- Presented by: Funkmaster Flex
- Country of origin: United States
- Original language: English
- No. of seasons: 2
- No. of episodes: 16

Production
- Executive producers: Eric Conte Funkmaster Flex Lee Harris Paul Ricci
- Running time: 22 minutes

Original release
- Network: MTV2
- Release: May 2, 2010 – June 26, 2011

= Funk Flex Full Throttle =

2010 American TV series

Funk Flex Full Throttle is an American television series that premiered May 2, 2010, on MTV2 and ended on June 26, 2011. The series hosted by Funkmaster Flex, finds hip hop artists showcasing their car collections, as well as the customization projects ongoing at Flex's New York garage.

==Episodes==
===Season 1 (2010)===

| No. overall | No. in season | Title | Original release date |
| 1 | 1 | "Episode 1" | May 2, 2010 |
Rapper Drake is interviewed by Funkmaster Flex.
| 2 | 2 | "Episode 2" | May 9, 2010 |
Comedian Mike Epps and rapper Fabolous stop by the shop.
| 3 | 3 | "Episode 3" | May 16, 2010 |
Rapper Juelz Santana is interviewed. Also: a '65 Buick Riviera is customized.
| 4 | 4 | "Episode 4" | May 23, 2010 |
Diddy stops by to talk about hot cars; the crew customizes a 1971 Oldsmobile Cutlass.
| 5 | 5 | "Episode 5" | May 30, 2010 |
Nicki Minaj and Swizz Beatz are interviewed.
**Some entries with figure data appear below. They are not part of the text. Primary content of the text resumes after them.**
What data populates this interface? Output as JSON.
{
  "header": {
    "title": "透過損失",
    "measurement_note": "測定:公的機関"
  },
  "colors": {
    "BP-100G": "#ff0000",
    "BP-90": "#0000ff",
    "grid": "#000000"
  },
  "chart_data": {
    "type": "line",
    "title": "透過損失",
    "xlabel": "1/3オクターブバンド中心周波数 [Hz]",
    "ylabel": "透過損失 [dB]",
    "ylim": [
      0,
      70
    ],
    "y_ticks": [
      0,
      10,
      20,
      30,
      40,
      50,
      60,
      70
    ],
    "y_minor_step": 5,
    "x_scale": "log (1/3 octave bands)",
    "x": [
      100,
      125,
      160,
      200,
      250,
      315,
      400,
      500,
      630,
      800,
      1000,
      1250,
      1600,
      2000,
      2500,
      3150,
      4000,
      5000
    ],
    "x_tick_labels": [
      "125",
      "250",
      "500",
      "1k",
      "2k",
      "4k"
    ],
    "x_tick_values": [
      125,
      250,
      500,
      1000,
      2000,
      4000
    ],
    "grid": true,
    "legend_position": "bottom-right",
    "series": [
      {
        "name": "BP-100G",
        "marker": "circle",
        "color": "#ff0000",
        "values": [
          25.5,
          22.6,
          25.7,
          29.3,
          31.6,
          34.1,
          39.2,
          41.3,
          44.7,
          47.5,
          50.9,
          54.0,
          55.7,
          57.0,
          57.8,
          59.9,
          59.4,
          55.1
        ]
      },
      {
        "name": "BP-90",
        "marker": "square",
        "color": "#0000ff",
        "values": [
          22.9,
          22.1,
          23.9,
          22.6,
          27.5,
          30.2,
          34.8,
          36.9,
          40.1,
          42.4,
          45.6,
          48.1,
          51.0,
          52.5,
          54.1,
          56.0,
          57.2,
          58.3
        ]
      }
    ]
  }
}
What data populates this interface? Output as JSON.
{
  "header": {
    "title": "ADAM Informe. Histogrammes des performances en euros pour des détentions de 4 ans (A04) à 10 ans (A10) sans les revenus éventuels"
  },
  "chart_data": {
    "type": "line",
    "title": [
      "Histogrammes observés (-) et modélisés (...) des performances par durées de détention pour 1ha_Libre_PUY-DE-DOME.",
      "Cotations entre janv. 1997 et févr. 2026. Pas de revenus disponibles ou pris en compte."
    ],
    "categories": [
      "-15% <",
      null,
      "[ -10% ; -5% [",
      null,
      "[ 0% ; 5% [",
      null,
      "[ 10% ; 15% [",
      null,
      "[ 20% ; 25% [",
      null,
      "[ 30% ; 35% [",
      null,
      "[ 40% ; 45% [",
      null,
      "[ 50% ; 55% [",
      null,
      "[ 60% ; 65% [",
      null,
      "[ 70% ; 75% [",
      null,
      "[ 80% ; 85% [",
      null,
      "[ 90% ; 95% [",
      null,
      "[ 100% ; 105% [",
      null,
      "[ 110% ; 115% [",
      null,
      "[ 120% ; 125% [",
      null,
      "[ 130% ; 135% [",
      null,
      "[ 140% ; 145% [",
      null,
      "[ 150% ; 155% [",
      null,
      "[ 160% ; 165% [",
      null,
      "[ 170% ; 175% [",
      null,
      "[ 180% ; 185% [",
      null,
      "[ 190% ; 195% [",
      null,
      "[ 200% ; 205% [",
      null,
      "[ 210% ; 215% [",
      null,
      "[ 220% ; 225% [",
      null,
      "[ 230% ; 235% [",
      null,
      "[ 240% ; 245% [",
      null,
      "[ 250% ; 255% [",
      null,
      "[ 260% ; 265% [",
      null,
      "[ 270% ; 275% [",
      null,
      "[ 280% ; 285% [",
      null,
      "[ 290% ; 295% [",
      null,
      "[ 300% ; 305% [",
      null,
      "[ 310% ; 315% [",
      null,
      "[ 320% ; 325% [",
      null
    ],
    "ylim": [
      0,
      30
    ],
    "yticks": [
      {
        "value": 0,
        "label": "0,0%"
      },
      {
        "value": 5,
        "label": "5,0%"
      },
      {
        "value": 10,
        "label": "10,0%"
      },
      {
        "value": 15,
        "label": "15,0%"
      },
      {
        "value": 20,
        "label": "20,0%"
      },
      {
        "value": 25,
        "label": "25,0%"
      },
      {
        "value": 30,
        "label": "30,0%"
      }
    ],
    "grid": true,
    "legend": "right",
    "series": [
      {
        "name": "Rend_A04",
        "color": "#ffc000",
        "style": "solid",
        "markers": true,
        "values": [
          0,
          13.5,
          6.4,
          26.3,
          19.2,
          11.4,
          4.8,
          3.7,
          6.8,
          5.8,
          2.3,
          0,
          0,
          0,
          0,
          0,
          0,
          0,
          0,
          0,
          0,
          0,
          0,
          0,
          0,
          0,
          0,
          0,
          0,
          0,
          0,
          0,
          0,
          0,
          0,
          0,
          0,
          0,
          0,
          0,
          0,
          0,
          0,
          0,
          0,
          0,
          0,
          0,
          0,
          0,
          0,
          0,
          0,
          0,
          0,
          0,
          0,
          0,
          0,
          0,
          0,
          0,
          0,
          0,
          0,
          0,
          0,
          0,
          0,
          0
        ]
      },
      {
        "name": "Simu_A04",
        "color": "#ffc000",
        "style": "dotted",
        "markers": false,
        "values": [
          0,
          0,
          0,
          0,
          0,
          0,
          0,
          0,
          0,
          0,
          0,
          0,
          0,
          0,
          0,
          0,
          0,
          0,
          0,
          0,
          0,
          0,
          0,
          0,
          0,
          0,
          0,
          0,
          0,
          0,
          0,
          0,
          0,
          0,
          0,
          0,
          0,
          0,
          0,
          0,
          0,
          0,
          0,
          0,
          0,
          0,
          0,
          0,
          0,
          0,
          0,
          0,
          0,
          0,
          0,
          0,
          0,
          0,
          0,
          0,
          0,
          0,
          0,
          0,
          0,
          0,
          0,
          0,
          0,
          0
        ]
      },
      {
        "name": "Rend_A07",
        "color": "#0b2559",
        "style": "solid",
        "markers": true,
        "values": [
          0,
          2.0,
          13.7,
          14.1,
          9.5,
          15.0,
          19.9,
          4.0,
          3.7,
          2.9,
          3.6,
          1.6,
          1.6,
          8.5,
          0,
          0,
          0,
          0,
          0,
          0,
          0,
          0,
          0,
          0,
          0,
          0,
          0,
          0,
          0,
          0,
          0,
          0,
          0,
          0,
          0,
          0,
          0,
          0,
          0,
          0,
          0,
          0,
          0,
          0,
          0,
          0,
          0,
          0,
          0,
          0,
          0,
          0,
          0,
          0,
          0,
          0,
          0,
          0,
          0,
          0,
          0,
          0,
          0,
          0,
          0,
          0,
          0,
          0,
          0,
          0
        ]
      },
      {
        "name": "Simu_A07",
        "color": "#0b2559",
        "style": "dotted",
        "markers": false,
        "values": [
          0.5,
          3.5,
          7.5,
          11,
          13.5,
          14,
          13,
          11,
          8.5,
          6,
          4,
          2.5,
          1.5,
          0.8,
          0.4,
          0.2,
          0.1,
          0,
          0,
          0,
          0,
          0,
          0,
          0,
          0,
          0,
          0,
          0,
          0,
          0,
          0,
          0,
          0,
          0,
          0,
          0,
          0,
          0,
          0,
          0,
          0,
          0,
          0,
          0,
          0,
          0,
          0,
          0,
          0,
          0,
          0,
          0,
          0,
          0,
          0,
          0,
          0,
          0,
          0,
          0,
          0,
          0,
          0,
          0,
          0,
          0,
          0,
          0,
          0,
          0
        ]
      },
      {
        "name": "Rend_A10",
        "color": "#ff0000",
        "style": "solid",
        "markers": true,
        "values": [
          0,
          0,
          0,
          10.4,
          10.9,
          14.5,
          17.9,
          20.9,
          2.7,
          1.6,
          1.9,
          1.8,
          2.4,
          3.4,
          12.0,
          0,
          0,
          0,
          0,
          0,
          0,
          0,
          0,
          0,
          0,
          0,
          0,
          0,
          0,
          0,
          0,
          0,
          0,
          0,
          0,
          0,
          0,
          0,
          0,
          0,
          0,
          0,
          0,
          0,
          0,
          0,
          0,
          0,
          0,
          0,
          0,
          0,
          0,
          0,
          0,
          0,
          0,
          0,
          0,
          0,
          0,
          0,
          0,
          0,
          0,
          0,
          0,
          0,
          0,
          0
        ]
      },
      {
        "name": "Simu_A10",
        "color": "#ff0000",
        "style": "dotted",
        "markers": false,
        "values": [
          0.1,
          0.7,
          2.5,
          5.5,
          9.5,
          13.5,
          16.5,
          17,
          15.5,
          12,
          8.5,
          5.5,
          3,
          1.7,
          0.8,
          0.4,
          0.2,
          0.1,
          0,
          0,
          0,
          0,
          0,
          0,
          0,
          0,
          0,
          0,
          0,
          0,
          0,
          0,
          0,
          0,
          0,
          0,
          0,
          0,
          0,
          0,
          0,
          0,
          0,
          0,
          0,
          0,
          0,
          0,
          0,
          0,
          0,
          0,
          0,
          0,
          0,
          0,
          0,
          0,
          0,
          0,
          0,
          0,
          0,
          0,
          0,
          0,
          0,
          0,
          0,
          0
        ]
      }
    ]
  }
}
Also: a 1967 Chevrolet Chevelle is customized.
| 6 | 6 | "Episode 6" | June 6, 2010 |
Trey Songz, Ludacris and Pitbull are guests.
| 7 | 7 | "Episode 7" | June 13, 2010 |
Funkmaster Flex visits the New York International Auto Show with rappers Jadakiss, Jim Jones, Red Café and Maino.
| 8 | 8 | "Episode 8" | June 20, 2010 |
Ludacris is interviewed.

===Season 2 (2011)===

| No. overall | No. in season | Title | Original release date |
| 1 | 9 | "Episode 9" | May 8, 2011 |
Funkmaster Flex interviews 50 Cent. Also rapper Lloyd Banks' '65 Impala is customized.
| 2 | 10 | "Episode 10" | May 15, 2011 |
Chris Brown and Cory Gunz are interviewed.
| 3 | 11 | "Episode 11" | May 22, 2011 |
Nicki Minaj is interviewed.
| 4 | 12 | "Episode 12" | May 29, 2011 |
Cam'ron, Jim Jones, Juelz Santana and Vado are interviewed.
| 5 | 13 | "Episode 13" | June 5, 2011 |
Fabolous stops by the garage and Flex customizes a '65 Belvedere for him.
| 6 | 14 | "Episode 14" | June 12, 2011 |
Amar'e Stoudemire of the New York Knicks is interviewed.
| 7 | 15 | "Episode 15" | June 19, 2011 |
Funkmaster Flex heads to the New York International Auto Show with Joel Ortiz, Big Sean and Tinie Tempah.
| 8 | 16 | "Episode 16" | June 26, 2011 |
The Lox and Rick Ross are interviewed.